The Six Million Dollar Man had superhuman eyesight, but insurers won’t have to pay that much for this treatment
I have highlighted science fiction movies and television shows in the past because so many advances in medicine were predicted by Hollywood. One of my favorites as a new physician was The Six Million Dollar Man, a five-year TV series that started in 1973 and starred Lee Majors. It was based on the novel Cyborg, written by Martin Caidin and published in 1972.
Steve Austin, the main character, played an astronaut who, after an accident, was given artificial limbs that provided superhuman strength and speed. In addition, he was given a new electronic eye. Now fast-forward four decades. The FDA in February approved the Argus II Retinal Prosthesis System, developed by Second Sight “to provide electrical stimulation of the retina to induce visual perception in blind patients.”

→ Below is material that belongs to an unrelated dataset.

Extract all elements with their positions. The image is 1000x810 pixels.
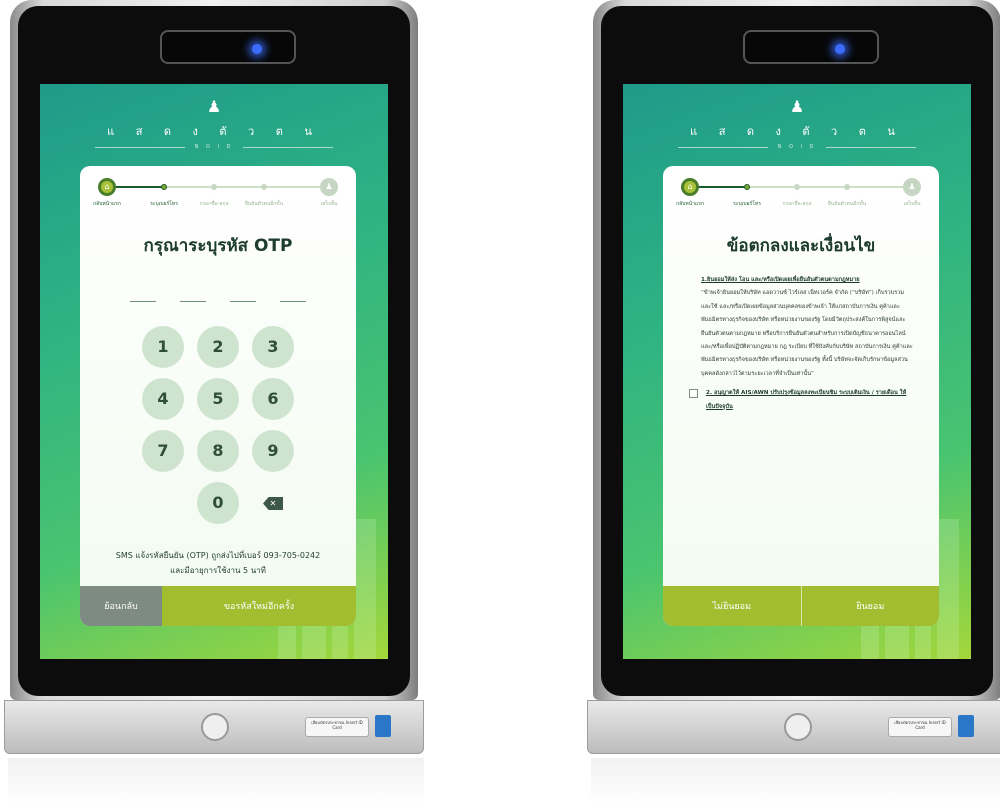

It is indicated for use in patients with severe to profound retinitis pigmentosa, which results in visual loss at very early ages. It is part of a family of genetic diseases with a dominant inheritance pattern.
Unfortunately, there are literally hundreds of genetic variations in several genes — the majority of which involve the proteins opsin and rhodopsin.
The condition is characterized by progressive loss of photoreceptor cells. Although numerous therapeutic approaches have been tried, there is no cure.
The Argus II study enrolled patients who met the following criteria:
The Argus II implant is not intended to be used bilaterally. It is intended to be implanted in the worse eye.
There are a number of contraindications, including some that could prevent the system from working, such as optic nerve disease, central retinal artery or vein occlusion, retinal detachment, trauma, and severe strabismus. Also, corneal opacity can prevent the visualization of the inner structure and is a contraindication.
Any metallic or active implanted device in the head, such as a cochlear implant or CNS stimulator, is also a contraindication.
After implantation, patients will have permanent restrictions on the use of certain types of MRI, laser, electroshock, and other electromagnetic and ultrasound procedures. Even eye rubbing can cause problems with these patients.
The Argus II system has of a number of parts.
The main component is the retinal prosthesis that is located partially outside and partially inside the eye, with a band-like device that encircles the eye. This component provides the electrical stimulation to the retina and consists of four subcomponents:
There are two external subsystems. The first is a video camera mounted above the nosepiece in the center of a pair of “glasses.”
The glasses are nonfunctional in the usual sense, but are cosmetic and hold the camera. The telemetry coils and radio-frequency system are mounted on one of the arms of the glasses.
The second subsystem is the video processing unit (VPU), a battery-powered device, worn by the patient in a pouch, that processes the data from the video camera and sends it back to the eye.
Some very specialized surgical tools and computer programs must be acquired to successfully implant and program the device.
The clinical trial to determine safety and probable benefit of the Argus II system is different from most, to say the least. It was a nonrandomized, single-arm study where the subjects became their own control based on the system being turned on and off.
It included 30 subjects in 10 centers, both in the United States and in Europe. All were functionally blind with bare light perception at the beginning of the study. Most of the subjects’ vision had reached this point by their mid-30s. The mean age of the participants was 58 years and the mean time from the time of functional blindness until enrollment in the study was 17.5 years; hence, virtually all of the subjects had adapted to blindness. Enrollment began in June 2007. As of the FDA filing, subjects had been implanted for about two and a half years but some for as long as four years.
Remarkably, for a procedure that involves an extra-ocular and an intra-ocular device, there were few adverse events. The earliest patients implanted have accumulated four years of follow-up. Nineteen subjects experienced minor or no adverse events and were treated with routine ocular medication(s) or observation only. Seven others experienced adverse events that resolved with minor interventions or topical therapy. The remaining four had a distinctly different course and accounted for over half of all of the serious adverse events. One subject — the only one explanted — had to have the implant removed at 14 months because of conjunctival erosion. Most of the adverse events occurred in the first six months after implant.
Nine subjects required surgical intervention to reposition the implant or retack it in place. One device failed at four years but remained implanted.
All 30 subjects had some visual perception after the Argus II was activated. The majority had improvement that ranged from light perception to hand motion perception to counting fingers. Some had a renewed perception of color and a few even recognized large letters and could locate objects.
The cost of the Argus System and the surgical implantation and follow-up has been estimated to be around $115,000. The cost of the device is the largest single component and is affected by hospital contracts, so a specific cost is impossible to predict for a given health plan. The typical health plan will encounter very few patients, partially because of the rare occurrence of the condition but also because the implantation requires quite a bit of post-operation care. This is the only treatment available to a functionally blind patient with retinitis pigmentosa and will probably be covered by most insurers.
The author is a director in the value-based health department at Genentech. He has had no other industry affiliations in the past three years. The views expressed in Tomorrow’s Medicine are the author’s alone.